Neurosurgical oncology that is performed for lesions located in critical areas like the sensorimotor area has additional risk because it may cause serious neurological deficiencies. Some intraoperative neuromonitoring (IONM) modalities can effectively help the surgeons to maximize resections of this kind of lesions with or without an acceptable neurological deficiency. Our aim was to share our IONM experiences with patients who underwent intracranial lesion surgery in critical areas between September 2013 and January 2015.Material and Methods:
Included in this retrospective review were 31 patients who underwent brain surgery for resection of lesions located in areas with high risk to eloquent structures. Demographic characteristics, lesion localizations, lesion pathologies, surgery, IONM recordings, pre- and postoperative neurological examinations were reviewed.Results:
Five of the 31 patients had lesions in the cerebellopontine angle and 26 patients had lesions close to the critical neurologic locasions.

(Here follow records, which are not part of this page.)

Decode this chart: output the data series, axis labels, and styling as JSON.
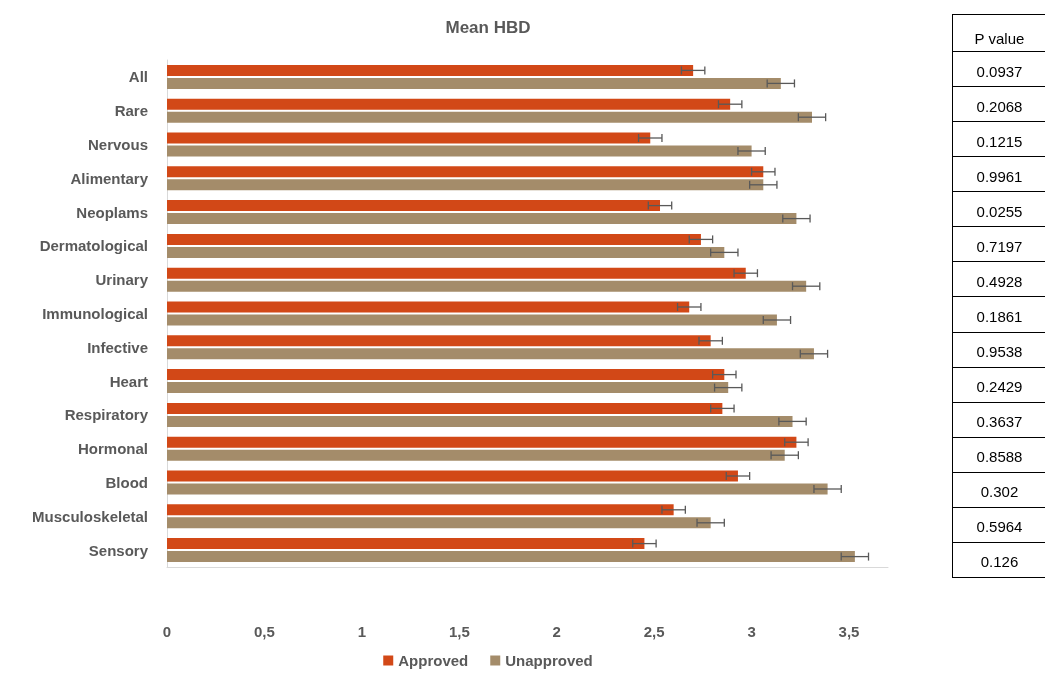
{
  "chart_data": [
    {
      "type": "bar",
      "title": "Mean HBD",
      "orientation": "horizontal",
      "categories": [
        "All",
        "Rare",
        "Nervous",
        "Alimentary",
        "Neoplams",
        "Dermatological",
        "Urinary",
        "Immunological",
        "Infective",
        "Heart",
        "Respiratory",
        "Hormonal",
        "Blood",
        "Musculoskeletal",
        "Sensory"
      ],
      "series": [
        {
          "name": "Approved",
          "color": "#d24817",
          "values": [
            2.7,
            2.89,
            2.48,
            3.06,
            2.53,
            2.74,
            2.97,
            2.68,
            2.79,
            2.86,
            2.85,
            3.23,
            2.93,
            2.6,
            2.45
          ],
          "errors": [
            0.06,
            0.06,
            0.06,
            0.06,
            0.06,
            0.06,
            0.06,
            0.06,
            0.06,
            0.06,
            0.06,
            0.06,
            0.06,
            0.06,
            0.06
          ]
        },
        {
          "name": "Unapproved",
          "color": "#a48c6a",
          "values": [
            3.15,
            3.31,
            3.0,
            3.06,
            3.23,
            2.86,
            3.28,
            3.13,
            3.32,
            2.88,
            3.21,
            3.17,
            3.39,
            2.79,
            3.53
          ],
          "errors": [
            0.07,
            0.07,
            0.07,
            0.07,
            0.07,
            0.07,
            0.07,
            0.07,
            0.07,
            0.07,
            0.07,
            0.07,
            0.07,
            0.07,
            0.07
          ]
        }
      ],
      "xlim": [
        0,
        3.7
      ],
      "xticks": [
        0,
        {
          "value": 0.5,
          "label": "0,5"
        },
        1,
        {
          "value": 1.5,
          "label": "1,5"
        },
        2,
        {
          "value": 2.5,
          "label": "2,5"
        },
        3,
        {
          "value": 3.5,
          "label": "3,5"
        }
      ],
      "legend": "bottom",
      "grid": false
    },
    {
      "type": "other",
      "title": "P value",
      "annotations": [
        "0.0937",
        "0.2068",
        "0.1215",
        "0.9961",
        "0.0255",
        "0.7197",
        "0.4928",
        "0.1861",
        "0.9538",
        "0.2429",
        "0.3637",
        "0.8588",
        "0.302",
        "0.5964",
        "0.126"
      ]
    }
  ]
}
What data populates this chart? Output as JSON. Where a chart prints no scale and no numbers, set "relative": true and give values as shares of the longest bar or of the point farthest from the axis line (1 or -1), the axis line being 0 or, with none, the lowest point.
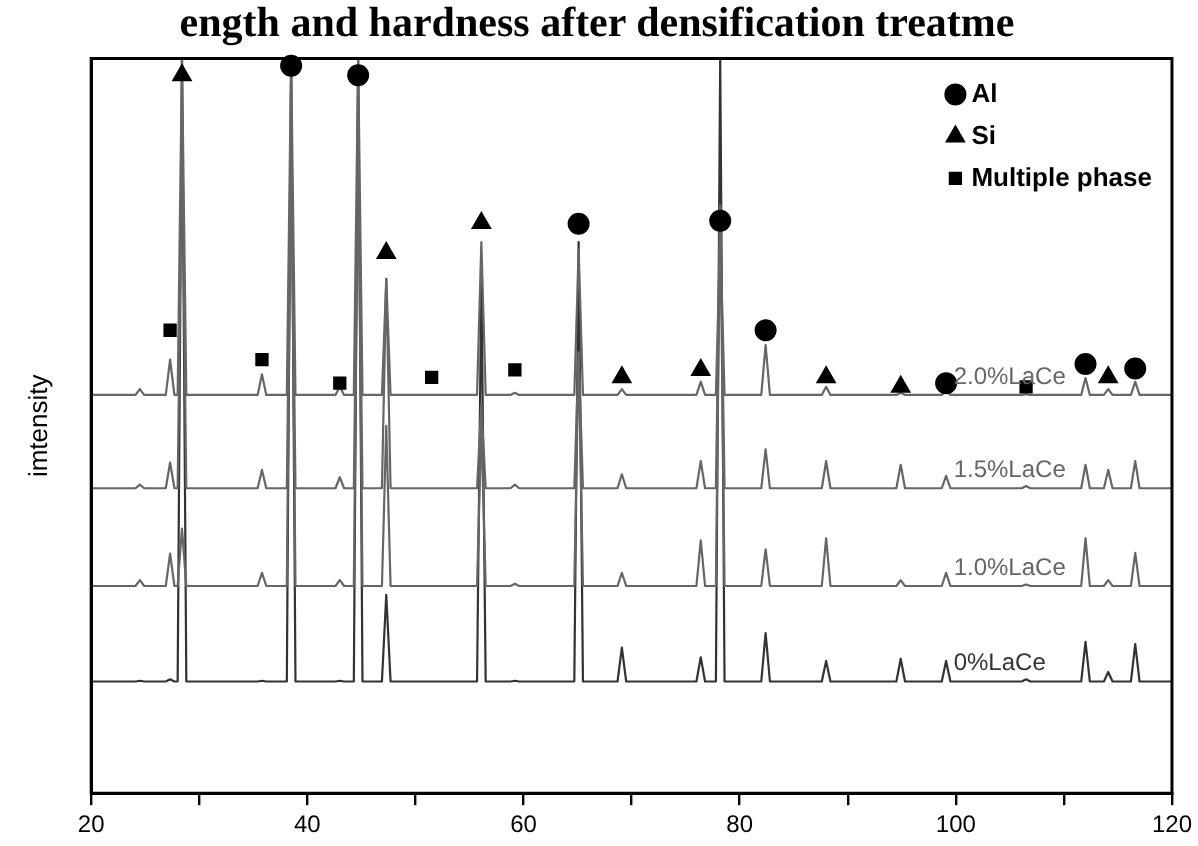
{
  "chart_data": {
    "type": "line",
    "title": "ength and hardness after densification treatme",
    "ylabel": "imtensity",
    "relative": true,
    "xlim": [
      20,
      120
    ],
    "xticks": [
      20,
      {
        "value": 30,
        "label": null
      },
      40,
      {
        "value": 50,
        "label": null
      },
      60,
      {
        "value": 70,
        "label": null
      },
      80,
      {
        "value": 90,
        "label": null
      },
      100,
      {
        "value": 110,
        "label": null
      },
      120
    ],
    "grid": false,
    "legend": "top right",
    "marker": "none",
    "line_style": "solid",
    "series": [
      {
        "name": "2.0%LaCe",
        "color": "#666666",
        "x": [
          20,
          24.1,
          24.5,
          24.9,
          26.9,
          27.3,
          27.7,
          28.0,
          28.4,
          28.8,
          35.4,
          35.8,
          36.2,
          38.1,
          38.5,
          38.9,
          42.6,
          43.0,
          43.4,
          44.3,
          44.7,
          45.1,
          46.9,
          47.3,
          47.7,
          55.7,
          56.1,
          56.5,
          58.8,
          59.2,
          59.6,
          64.7,
          65.1,
          65.5,
          68.7,
          69.1,
          69.5,
          76.0,
          76.4,
          76.8,
          77.8,
          78.2,
          78.6,
          82.0,
          82.4,
          82.8,
          87.6,
          88.0,
          88.4,
          94.5,
          94.9,
          95.3,
          98.7,
          99.1,
          99.5,
          106.1,
          106.5,
          106.9,
          111.6,
          112.0,
          112.4,
          113.7,
          114.1,
          114.5,
          116.2,
          116.6,
          117.0,
          120
        ],
        "values": [
          0.542,
          0.542,
          0.55,
          0.542,
          0.542,
          0.59,
          0.542,
          0.542,
          1,
          0.542,
          0.542,
          0.57,
          0.542,
          0.542,
          1,
          0.542,
          0.542,
          0.553,
          0.542,
          0.542,
          1,
          0.542,
          0.542,
          0.7,
          0.542,
          0.542,
          0.75,
          0.542,
          0.542,
          0.545,
          0.542,
          0.542,
          0.74,
          0.542,
          0.542,
          0.55,
          0.542,
          0.542,
          0.56,
          0.542,
          0.542,
          0.76,
          0.542,
          0.542,
          0.61,
          0.542,
          0.542,
          0.553,
          0.542,
          0.542,
          0.545,
          0.542,
          0.542,
          0.548,
          0.542,
          0.542,
          0.543,
          0.542,
          0.542,
          0.565,
          0.542,
          0.542,
          0.55,
          0.542,
          0.542,
          0.56,
          0.542,
          0.542
        ]
      },
      {
        "name": "1.5%LaCe",
        "color": "#666666",
        "x": [
          20,
          24.1,
          24.5,
          24.9,
          26.9,
          27.3,
          27.7,
          28.0,
          28.4,
          28.8,
          35.4,
          35.8,
          36.2,
          38.1,
          38.5,
          38.9,
          42.6,
          43.0,
          43.4,
          44.3,
          44.7,
          45.1,
          46.9,
          47.3,
          47.7,
          55.7,
          56.1,
          56.5,
          58.8,
          59.2,
          59.6,
          64.7,
          65.1,
          65.5,
          68.7,
          69.1,
          69.5,
          76.0,
          76.4,
          76.8,
          77.8,
          78.2,
          78.6,
          82.0,
          82.4,
          82.8,
          87.6,
          88.0,
          88.4,
          94.5,
          94.9,
          95.3,
          98.7,
          99.1,
          99.5,
          106.1,
          106.5,
          106.9,
          111.6,
          112.0,
          112.4,
          113.7,
          114.1,
          114.5,
          116.2,
          116.6,
          117.0,
          120
        ],
        "values": [
          0.415,
          0.415,
          0.42,
          0.415,
          0.415,
          0.45,
          0.415,
          0.415,
          0.9,
          0.415,
          0.415,
          0.44,
          0.415,
          0.415,
          0.9,
          0.415,
          0.415,
          0.43,
          0.415,
          0.415,
          0.9,
          0.415,
          0.415,
          0.7,
          0.415,
          0.415,
          0.53,
          0.415,
          0.415,
          0.42,
          0.415,
          0.415,
          0.6,
          0.415,
          0.415,
          0.434,
          0.415,
          0.415,
          0.452,
          0.415,
          0.415,
          0.8,
          0.415,
          0.415,
          0.468,
          0.415,
          0.415,
          0.452,
          0.415,
          0.415,
          0.447,
          0.415,
          0.415,
          0.432,
          0.415,
          0.415,
          0.418,
          0.415,
          0.415,
          0.447,
          0.415,
          0.415,
          0.44,
          0.415,
          0.415,
          0.452,
          0.415,
          0.415
        ]
      },
      {
        "name": "1.0%LaCe",
        "color": "#666666",
        "x": [
          20,
          24.1,
          24.5,
          24.9,
          26.9,
          27.3,
          27.7,
          28.0,
          28.4,
          28.8,
          35.4,
          35.8,
          36.2,
          38.1,
          38.5,
          38.9,
          42.6,
          43.0,
          43.4,
          44.3,
          44.7,
          45.1,
          46.9,
          47.3,
          47.7,
          55.7,
          56.1,
          56.5,
          58.8,
          59.2,
          59.6,
          64.7,
          65.1,
          65.5,
          68.7,
          69.1,
          69.5,
          76.0,
          76.4,
          76.8,
          77.8,
          78.2,
          78.6,
          82.0,
          82.4,
          82.8,
          87.6,
          88.0,
          88.4,
          94.5,
          94.9,
          95.3,
          98.7,
          99.1,
          99.5,
          106.1,
          106.5,
          106.9,
          111.6,
          112.0,
          112.4,
          113.7,
          114.1,
          114.5,
          116.2,
          116.6,
          117.0,
          120
        ],
        "values": [
          0.282,
          0.282,
          0.29,
          0.282,
          0.282,
          0.326,
          0.282,
          0.282,
          0.36,
          0.282,
          0.282,
          0.3,
          0.282,
          0.282,
          0.9,
          0.282,
          0.282,
          0.29,
          0.282,
          0.282,
          0.9,
          0.282,
          0.282,
          0.5,
          0.282,
          0.282,
          0.5,
          0.282,
          0.282,
          0.285,
          0.282,
          0.282,
          0.6,
          0.282,
          0.282,
          0.3,
          0.282,
          0.282,
          0.344,
          0.282,
          0.282,
          0.8,
          0.282,
          0.282,
          0.332,
          0.282,
          0.282,
          0.347,
          0.282,
          0.282,
          0.29,
          0.282,
          0.282,
          0.3,
          0.282,
          0.282,
          0.284,
          0.282,
          0.282,
          0.347,
          0.282,
          0.282,
          0.29,
          0.282,
          0.282,
          0.327,
          0.282,
          0.282
        ]
      },
      {
        "name": "0%LaCe",
        "color": "#333333",
        "x": [
          20,
          24.1,
          24.5,
          24.9,
          26.9,
          27.3,
          27.7,
          28.0,
          28.4,
          28.8,
          35.4,
          35.8,
          36.2,
          38.1,
          38.5,
          38.9,
          42.6,
          43.0,
          43.4,
          44.3,
          44.7,
          45.1,
          46.9,
          47.3,
          47.7,
          55.7,
          56.1,
          56.5,
          58.8,
          59.2,
          59.6,
          64.7,
          65.1,
          65.5,
          68.7,
          69.1,
          69.5,
          76.0,
          76.4,
          76.8,
          77.8,
          78.2,
          78.6,
          82.0,
          82.4,
          82.8,
          87.6,
          88.0,
          88.4,
          94.5,
          94.9,
          95.3,
          98.7,
          99.1,
          99.5,
          106.1,
          106.5,
          106.9,
          111.6,
          112.0,
          112.4,
          113.7,
          114.1,
          114.5,
          116.2,
          116.6,
          117.0,
          120
        ],
        "values": [
          0.152,
          0.152,
          0.153,
          0.152,
          0.152,
          0.155,
          0.152,
          0.152,
          1,
          0.152,
          0.152,
          0.153,
          0.152,
          0.152,
          1,
          0.152,
          0.152,
          0.153,
          0.152,
          0.152,
          1,
          0.152,
          0.152,
          0.27,
          0.152,
          0.152,
          0.7,
          0.152,
          0.152,
          0.153,
          0.152,
          0.152,
          0.75,
          0.152,
          0.152,
          0.198,
          0.152,
          0.152,
          0.185,
          0.152,
          0.152,
          1,
          0.152,
          0.152,
          0.218,
          0.152,
          0.152,
          0.18,
          0.152,
          0.152,
          0.183,
          0.152,
          0.152,
          0.18,
          0.152,
          0.152,
          0.155,
          0.152,
          0.152,
          0.206,
          0.152,
          0.152,
          0.165,
          0.152,
          0.152,
          0.203,
          0.152,
          0.152
        ]
      },
      {
        "type": "scatter",
        "name": "Al",
        "marker": "circle",
        "color": "#000000",
        "x": [
          38.5,
          44.7,
          65.1,
          78.2,
          82.4,
          99.1,
          112.0,
          116.6
        ],
        "values": [
          0.99,
          0.977,
          0.775,
          0.779,
          0.63,
          0.558,
          0.584,
          0.578
        ]
      },
      {
        "type": "scatter",
        "name": "Si",
        "marker": "triangle",
        "color": "#000000",
        "x": [
          28.4,
          47.3,
          56.1,
          69.1,
          76.4,
          88.0,
          94.9,
          114.1
        ],
        "values": [
          0.977,
          0.735,
          0.776,
          0.566,
          0.576,
          0.566,
          0.553,
          0.566
        ]
      },
      {
        "type": "scatter",
        "name": "Multiple phase",
        "marker": "square",
        "color": "#000000",
        "x": [
          27.3,
          35.8,
          43.0,
          51.5,
          59.2,
          106.5
        ],
        "values": [
          0.63,
          0.59,
          0.558,
          0.566,
          0.576,
          0.553
        ]
      }
    ]
  }
}
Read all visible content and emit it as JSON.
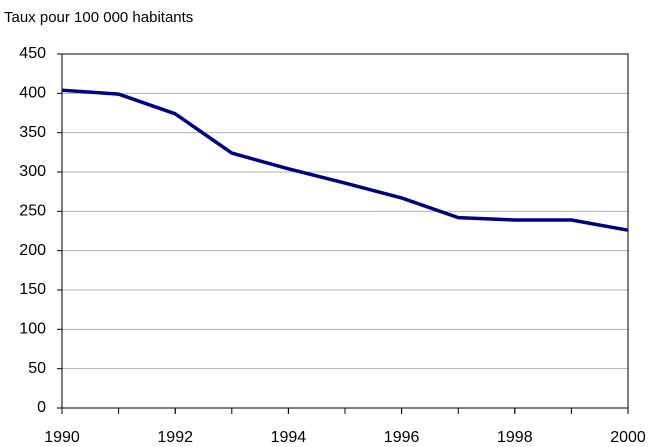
{
  "chart_data": {
    "type": "line",
    "y_label": "Taux pour 100 000 habitants",
    "x": [
      1990,
      1991,
      1992,
      1993,
      1994,
      1995,
      1996,
      1997,
      1998,
      1999,
      2000
    ],
    "series": [
      {
        "name": null,
        "color": "#000080",
        "values": [
          404,
          399,
          374,
          324,
          304,
          286,
          267,
          242,
          239,
          239,
          226
        ]
      }
    ],
    "xlim": [
      1990,
      2000
    ],
    "xticks": [
      1990,
      1992,
      1994,
      1996,
      1998,
      2000
    ],
    "ylim": [
      0,
      450
    ],
    "yticks": [
      0,
      50,
      100,
      150,
      200,
      250,
      300,
      350,
      400,
      450
    ],
    "grid": true
  }
}
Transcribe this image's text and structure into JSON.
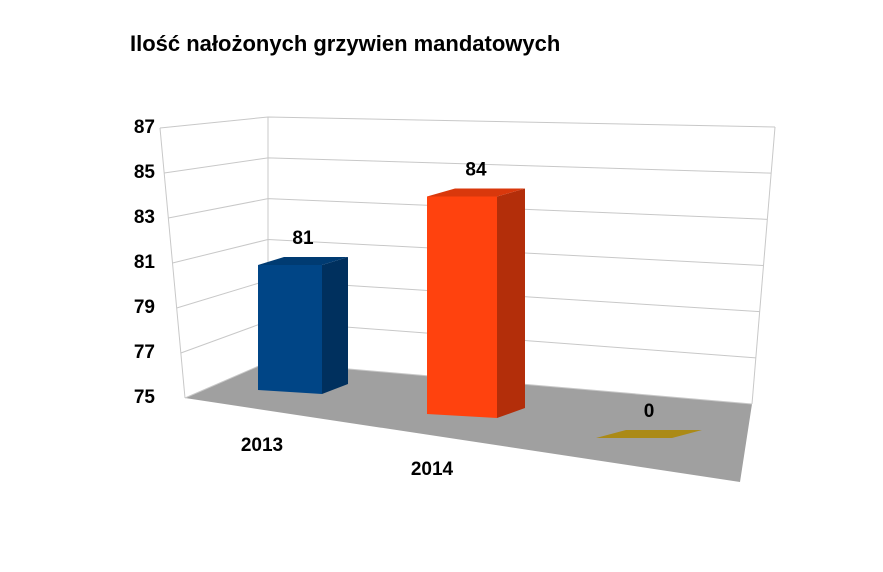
{
  "chart_data": {
    "type": "bar3d",
    "title": "Ilość nałożonych grzywien mandatowych",
    "categories": [
      "2013",
      "2014",
      null
    ],
    "values": [
      81,
      84,
      0
    ],
    "colors": [
      "#004586",
      "#ff420e",
      "#c9a21b"
    ],
    "ylim": [
      75,
      87
    ],
    "yticks": [
      75,
      77,
      79,
      81,
      83,
      85,
      87
    ],
    "grid": true
  }
}
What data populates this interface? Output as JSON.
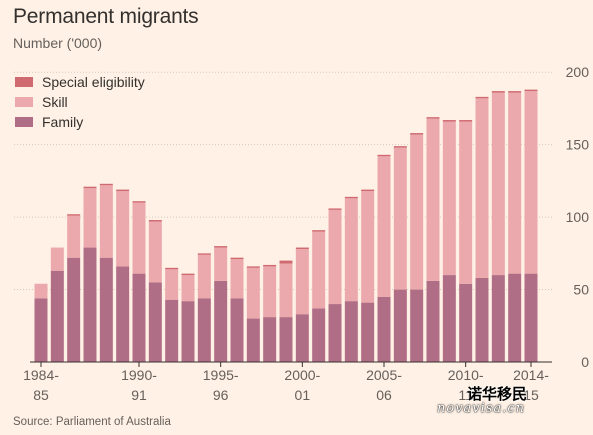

Transcranial motor evoked potential and somatosensory evoked potential was performed in 27, electroencephalography in 31, auditory evoked potentials in 8, visual evoked potentials in 2, and triggered electromyography in 8 patients, central sulcus determination and brain mapping in 17 patients. Motor evoked potential changes occurred in 2 patients intraoperatively. One had right hemiparesia lasting 3 days while the other had monoparesia which improved within 2 months. Permenant neurologic deficit was not observed. Conclusion:
Intraoperative neuromonitoring helps the surgeons to maximize resection of lesions in or close to eloquent areas of the brain. Using only one modality is not sufficient, whereas combination of modalities is required to maximize outcome.